By Justin Crotty, senior vice president and GM of NetEnrich
One of the most frequently asked questions by VARs and MSPs is “How can I increase pricing without losing customers?” The answer is that VARs and MSPs must clearly communicate the value proposition of their services; otherwise they may never be able to justify the increase. This, however, is easier said than done, with many VARs and MSPs still competing on price, rather than value. So, how do you make more money?
Price On Value, Not Cost. VARs and MSPs should never set pricing based on how much it costs to deliver their services. Pricing should always take into consideration the benefits received by the end user.

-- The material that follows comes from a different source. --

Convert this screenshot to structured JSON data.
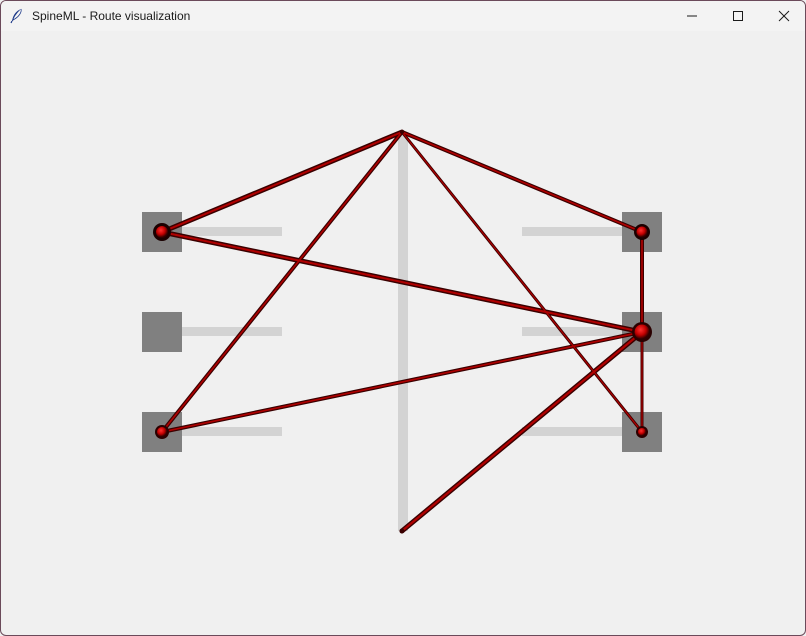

For example, VARs and MSPs must articulate that by increasing the cost of the service, the customer will benefit from a quantifiable savings in time or money that offsets the price increase over the long term.
Provide Customized Solutions. To further demonstrate value that will, in turn, validate price increases, VARs and MSPs should bundle products and services that are designed to streamline customers’ IT operations and deliver a long-term savings in time or cost. Doing so will position the VAR or MSP as a strategic advisor — one who understands the needs of its customers and can provide solutions that are customized to meet the unique challenges they face. And, when customers realize that they are getting more “bang for their buck,” and not simply paying more for the same service, it will be easier to overcome price objections.